Engineers and scientists still must calibrate Webb's science instruments and make iterative adjustments to ensure they all receive perfectly focused light, but astronomers now know the telescope, the most complex — and expensive — science spacecraft ever built, will almost certainly work as advertised.
"I'm happy to say that the optical performance of the telescope is absolutely phenomenal, it is really working extremely well," Lee Feinberg, Webb optical telescope element manager at the Goddard Space Flight Center, told reporters.
"We said last fall that we would know that the telescope is working properly when we have an image of a star that looks like a star. And now we have that, and you're seeing that image."
The star in question, one of several used in the alignment process, is known as 2MASS J17554042+6551277. It was imaged in a 2,100-second exposure at the end of a long process to precisely align the 18 segments making up Webb's 21.3-foot-wide primary mirror.
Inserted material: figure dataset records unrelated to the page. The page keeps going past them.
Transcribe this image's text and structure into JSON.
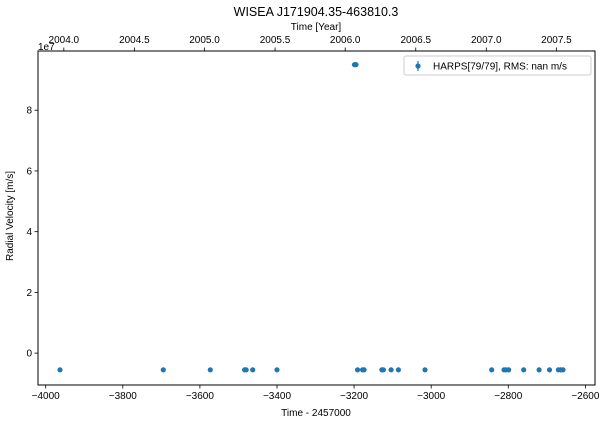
{
  "chart_data": {
    "type": "scatter",
    "title": "WISEA J171904.35-463810.3",
    "xlabel": "Time - 2457000",
    "ylabel": "Radial Velocity [m/s]",
    "top_xlabel": "Time [Year]",
    "y_offset_label": "1e7",
    "xlim": [
      -4020,
      -2575
    ],
    "ylim": [
      -1.05,
      9.95
    ],
    "y_scale_factor": 10000000,
    "x_ticks": [
      -4000,
      -3800,
      -3600,
      -3400,
      -3200,
      -3000,
      -2800,
      -2600
    ],
    "x_tick_labels": [
      "−4000",
      "−3800",
      "−3600",
      "−3400",
      "−3200",
      "−3000",
      "−2800",
      "−2600"
    ],
    "y_ticks": [
      0,
      2,
      4,
      6,
      8
    ],
    "y_tick_labels": [
      "0",
      "2",
      "4",
      "6",
      "8"
    ],
    "top_ticks": [
      {
        "label": "2004.0",
        "x": -3953
      },
      {
        "label": "2004.5",
        "x": -3770
      },
      {
        "label": "2005.0",
        "x": -3588
      },
      {
        "label": "2005.5",
        "x": -3405
      },
      {
        "label": "2006.0",
        "x": -3223
      },
      {
        "label": "2006.5",
        "x": -3040
      },
      {
        "label": "2007.0",
        "x": -2857
      },
      {
        "label": "2007.5",
        "x": -2675
      }
    ],
    "legend": {
      "label": "HARPS[79/79], RMS:       nan m/s",
      "placement": "upper right"
    },
    "grid": false,
    "series": [
      {
        "name": "HARPS[79/79], RMS:       nan m/s",
        "color": "#1f77b4",
        "x": [
          -3963,
          -3695,
          -3573,
          -3484,
          -3480,
          -3463,
          -3400,
          -3199,
          -3195,
          -3191,
          -3178,
          -3174,
          -3128,
          -3124,
          -3104,
          -3085,
          -3016,
          -2843,
          -2811,
          -2806,
          -2799,
          -2760,
          -2720,
          -2693,
          -2670,
          -2664,
          -2658
        ],
        "y": [
          -0.55,
          -0.55,
          -0.55,
          -0.55,
          -0.55,
          -0.55,
          -0.55,
          9.5,
          9.5,
          -0.55,
          -0.55,
          -0.55,
          -0.55,
          -0.55,
          -0.55,
          -0.55,
          -0.55,
          -0.55,
          -0.55,
          -0.55,
          -0.55,
          -0.55,
          -0.55,
          -0.55,
          -0.55,
          -0.55,
          -0.55
        ]
      }
    ]
  }
}
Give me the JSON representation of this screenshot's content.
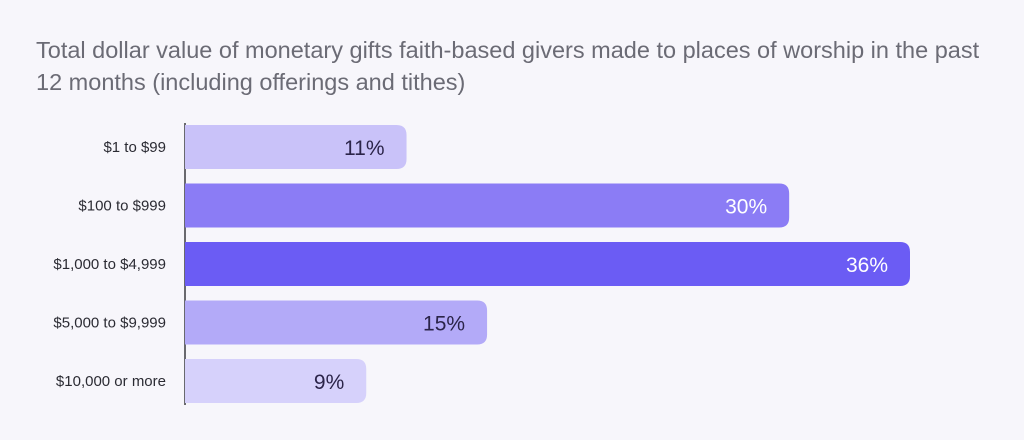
{
  "title": "Total dollar value of monetary gifts faith-based givers made to places of worship in the past 12 months (including offerings and tithes)",
  "chart_data": {
    "type": "bar",
    "orientation": "horizontal",
    "title": "Total dollar value of monetary gifts faith-based givers made to places of worship in the past 12 months (including offerings and tithes)",
    "categories": [
      "$1 to $99",
      "$100 to $999",
      "$1,000 to $4,999",
      "$5,000 to $9,999",
      "$10,000 or more"
    ],
    "values": [
      11,
      30,
      36,
      15,
      9
    ],
    "value_labels": [
      "11%",
      "30%",
      "36%",
      "15%",
      "9%"
    ],
    "unit": "%",
    "xlim": [
      0,
      36
    ],
    "grid": false,
    "legend": "none"
  },
  "colors": {
    "bars": [
      "#c9c2f9",
      "#8b7cf5",
      "#6b5cf4",
      "#b3aaf8",
      "#d6d1fb"
    ],
    "label_text": [
      "#2b2449",
      "#ffffff",
      "#ffffff",
      "#2b2449",
      "#2b2449"
    ],
    "axis": "#3a3a40"
  }
}
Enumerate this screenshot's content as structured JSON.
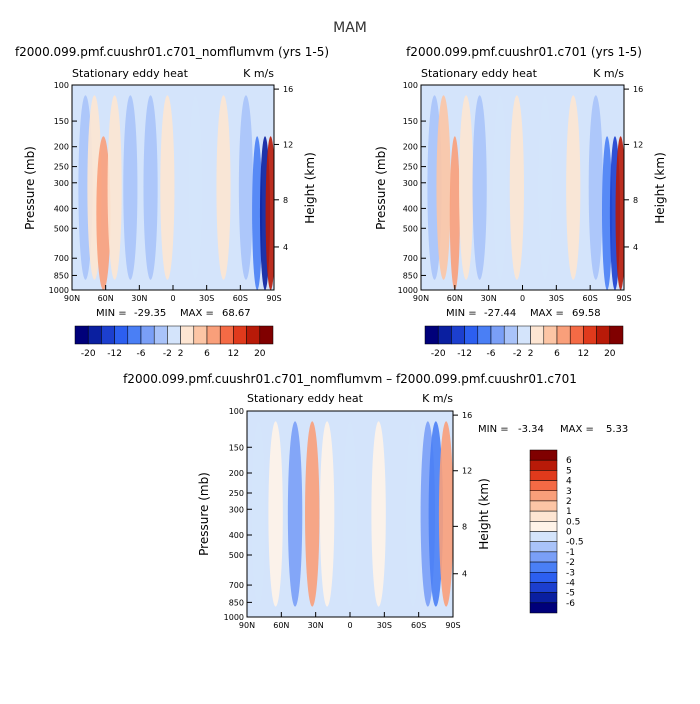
{
  "page_title": "MAM",
  "chart_data": [
    {
      "type": "heatmap",
      "title": "f2000.099.pmf.cuushr01.c701_nomflumvm (yrs 1-5)",
      "left_label": "Stationary eddy heat",
      "right_label": "K m/s",
      "ylabel": "Pressure (mb)",
      "ylabel_right": "Height (km)",
      "xticks": [
        "90N",
        "60N",
        "30N",
        "0",
        "30S",
        "60S",
        "90S"
      ],
      "yticks": [
        "100",
        "150",
        "200",
        "250",
        "300",
        "400",
        "500",
        "700",
        "850",
        "1000"
      ],
      "height_ticks": [
        "16",
        "12",
        "8",
        "4"
      ],
      "min_label": "MIN =",
      "min_value": "-29.35",
      "max_label": "MAX =",
      "max_value": "68.67",
      "colorbar_ticks": [
        "-20",
        "-12",
        "-6",
        "-2",
        "2",
        "6",
        "12",
        "20"
      ],
      "colorbar_colors": [
        "#00007a",
        "#0a1fa0",
        "#1c3fcf",
        "#2c5ff0",
        "#4a7ff5",
        "#7a9ff7",
        "#a9c3f9",
        "#d4e4fb",
        "#fde5d2",
        "#fcc5a5",
        "#f99f7a",
        "#f46a45",
        "#e03a1c",
        "#b81a08",
        "#800000"
      ],
      "bands": [
        {
          "x": -78,
          "side": "L",
          "v": -3
        },
        {
          "x": -70,
          "side": "L",
          "v": 2
        },
        {
          "x": -62,
          "side": "L",
          "v": 5
        },
        {
          "x": -52,
          "side": "L",
          "v": 2
        },
        {
          "x": -38,
          "side": "L",
          "v": -2
        },
        {
          "x": -20,
          "side": "L",
          "v": -2
        },
        {
          "x": -5,
          "side": "L",
          "v": 1
        },
        {
          "x": 20,
          "side": "L",
          "v": -1
        },
        {
          "x": 45,
          "side": "L",
          "v": 1
        },
        {
          "x": 65,
          "side": "L",
          "v": -2
        },
        {
          "x": 75,
          "side": "L",
          "v": -8
        },
        {
          "x": 82,
          "side": "L",
          "v": -16
        },
        {
          "x": 87,
          "side": "L",
          "v": 16
        }
      ]
    },
    {
      "type": "heatmap",
      "title": "f2000.099.pmf.cuushr01.c701 (yrs 1-5)",
      "left_label": "Stationary eddy heat",
      "right_label": "K m/s",
      "ylabel": "Pressure (mb)",
      "ylabel_right": "Height (km)",
      "xticks": [
        "90N",
        "60N",
        "30N",
        "0",
        "30S",
        "60S",
        "90S"
      ],
      "yticks": [
        "100",
        "150",
        "200",
        "250",
        "300",
        "400",
        "500",
        "700",
        "850",
        "1000"
      ],
      "height_ticks": [
        "16",
        "12",
        "8",
        "4"
      ],
      "min_label": "MIN =",
      "min_value": "-27.44",
      "max_label": "MAX =",
      "max_value": "69.58",
      "colorbar_ticks": [
        "-20",
        "-12",
        "-6",
        "-2",
        "2",
        "6",
        "12",
        "20"
      ],
      "colorbar_colors": [
        "#00007a",
        "#0a1fa0",
        "#1c3fcf",
        "#2c5ff0",
        "#4a7ff5",
        "#7a9ff7",
        "#a9c3f9",
        "#d4e4fb",
        "#fde5d2",
        "#fcc5a5",
        "#f99f7a",
        "#f46a45",
        "#e03a1c",
        "#b81a08",
        "#800000"
      ],
      "bands": [
        {
          "x": -78,
          "side": "L",
          "v": -3
        },
        {
          "x": -70,
          "side": "L",
          "v": 3
        },
        {
          "x": -60,
          "side": "L",
          "v": 6
        },
        {
          "x": -50,
          "side": "L",
          "v": 2
        },
        {
          "x": -38,
          "side": "L",
          "v": -2
        },
        {
          "x": -20,
          "side": "L",
          "v": -1
        },
        {
          "x": -5,
          "side": "L",
          "v": 1
        },
        {
          "x": 20,
          "side": "L",
          "v": -1
        },
        {
          "x": 45,
          "side": "L",
          "v": 1
        },
        {
          "x": 65,
          "side": "L",
          "v": -2
        },
        {
          "x": 75,
          "side": "L",
          "v": -7
        },
        {
          "x": 82,
          "side": "L",
          "v": -14
        },
        {
          "x": 87,
          "side": "L",
          "v": 14
        }
      ]
    },
    {
      "type": "heatmap",
      "title": "f2000.099.pmf.cuushr01.c701_nomflumvm – f2000.099.pmf.cuushr01.c701",
      "left_label": "Stationary eddy heat",
      "right_label": "K m/s",
      "ylabel": "Pressure (mb)",
      "ylabel_right": "Height (km)",
      "xticks": [
        "90N",
        "60N",
        "30N",
        "0",
        "30S",
        "60S",
        "90S"
      ],
      "yticks": [
        "100",
        "150",
        "200",
        "250",
        "300",
        "400",
        "500",
        "700",
        "850",
        "1000"
      ],
      "height_ticks": [
        "16",
        "12",
        "8",
        "4"
      ],
      "min_label": "MIN =",
      "min_value": "-3.34",
      "max_label": "MAX =",
      "max_value": "5.33",
      "colorbar_ticks": [
        "6",
        "5",
        "4",
        "3",
        "2",
        "1",
        "0.5",
        "0",
        "-0.5",
        "-1",
        "-2",
        "-3",
        "-4",
        "-5",
        "-6"
      ],
      "colorbar_colors": [
        "#800000",
        "#b81a08",
        "#e03a1c",
        "#f46a45",
        "#f99f7a",
        "#fcc5a5",
        "#fde5d2",
        "#fff3e8",
        "#d4e4fb",
        "#a9c3f9",
        "#7a9ff7",
        "#4a7ff5",
        "#2c5ff0",
        "#1c3fcf",
        "#0a1fa0",
        "#00007a"
      ],
      "bands": [
        {
          "x": -80,
          "side": "L",
          "v": -0.3
        },
        {
          "x": -65,
          "side": "L",
          "v": 0.3
        },
        {
          "x": -48,
          "side": "L",
          "v": -1.5
        },
        {
          "x": -33,
          "side": "L",
          "v": 2
        },
        {
          "x": -20,
          "side": "L",
          "v": 0.3
        },
        {
          "x": 0,
          "side": "L",
          "v": -0.2
        },
        {
          "x": 25,
          "side": "L",
          "v": 0.3
        },
        {
          "x": 55,
          "side": "L",
          "v": -0.3
        },
        {
          "x": 68,
          "side": "L",
          "v": -1.5
        },
        {
          "x": 75,
          "side": "L",
          "v": -3
        },
        {
          "x": 84,
          "side": "L",
          "v": 2
        }
      ]
    }
  ]
}
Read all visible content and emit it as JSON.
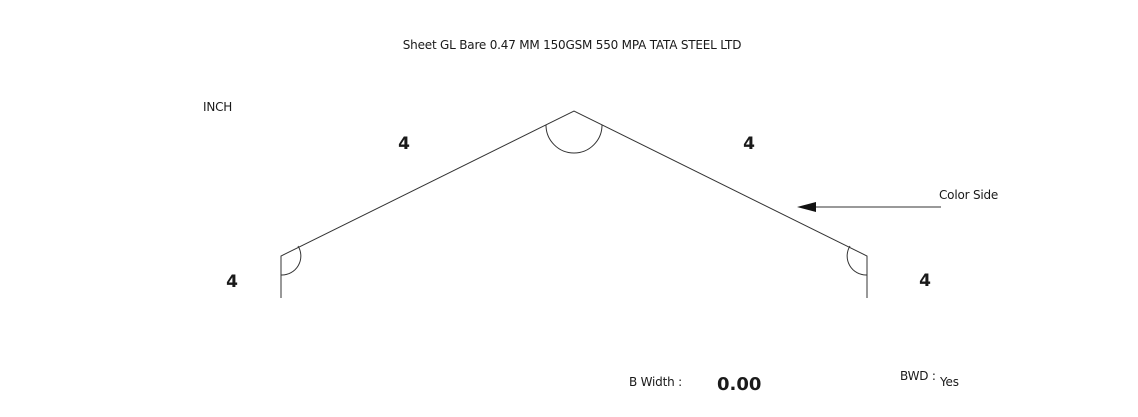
{
  "title": "Sheet GL Bare 0.47 MM 150GSM 550 MPA TATA STEEL LTD",
  "unit": "INCH",
  "dimensions": {
    "left_flange": "4",
    "left_slope": "4",
    "right_slope": "4",
    "right_flange": "4"
  },
  "color_side_label": "Color Side",
  "b_width": {
    "label": "B Width :",
    "value": "0.00"
  },
  "bwd": {
    "label": "BWD :",
    "value": "Yes"
  }
}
Marshall Perrin, Webb deputy telescope scientist at the Space Telescope Science Institute in Baltimore, said the star selected for the image was a "pretty much generic, anonymous star in the sky that worked well for the kind of sensing measurements we needed to do."
"It's about 100 times fainter than the human eye could see," he added, giving viewers "a sense of how sensitive the telescope is."
The "rays" extending from the star were caused by the hexagonal shape of Webb's primary mirror segments and so-called diffraction spikes, the result of light bending around the three struts holding the telescope's secondary mirror in place.
Such artifacts are normal with large telescopes and bright, relatively nearby stars. But they do not form around the dimmer stars and galaxies Webb was designed to study.
In any case, the mirror segments were initially aligned to within about a millimeter of each other. To align them so all 18 act together as a single mirror, "they need to be lined up to within a few nanometers (billionths of a meter) one another, it's a few hundred atomic diameters, the level of precision that we need here," said Perrin.
Using seven actuators on the back of each mirror segment — six to control tip and tilt and one to push or pull on the center of a segment, if required, to slightly change its shape — the 18 initially separate reflections of an alignment star were brought to a single point. One of Webb's instruments, the Near Infrared Camera, or NIRCam, was used to map out the reflections.
"We have now finished the fourth and fifth phases of the telescope alignment, we call those phases course phasing and fine phasing," Feinberg said. "And that's where we've made the primary mirror, all 18 mirror segments, (act as) a single primary mirror."
Perrin said the biggest surprise since Webb's launch was "just how closely it matched the models and predictions from the ground."
"It has been far closer to those predictions than then a lot of us had dared to hope," he said. "And we now have achieved what's called diffraction-limited alignment of the telescope, the images are focused together as finely as the laws of physics allow. This is as sharp an image as you can get from a telescope of this size."
Jane Rigby, the Webb operations project scientist at Goddard, agreed, saying "the telescope performance so far is everything that we dared hope."
"The goal here was to build a telescope 100 times more powerful than anything we've had before," she said. "From the early engineering data that we have seen so far, we know that we're on track to meet those very demanding science requirements."
Scientists and engineers now must calibrate Webb's other science instruments and make the tiny adjustments necessary to ensure perfectly focused light reaches each one. Rigby said based on results to date, the end of the commissioning phase and the transition to science observations remains on track for the late June-July timeframe.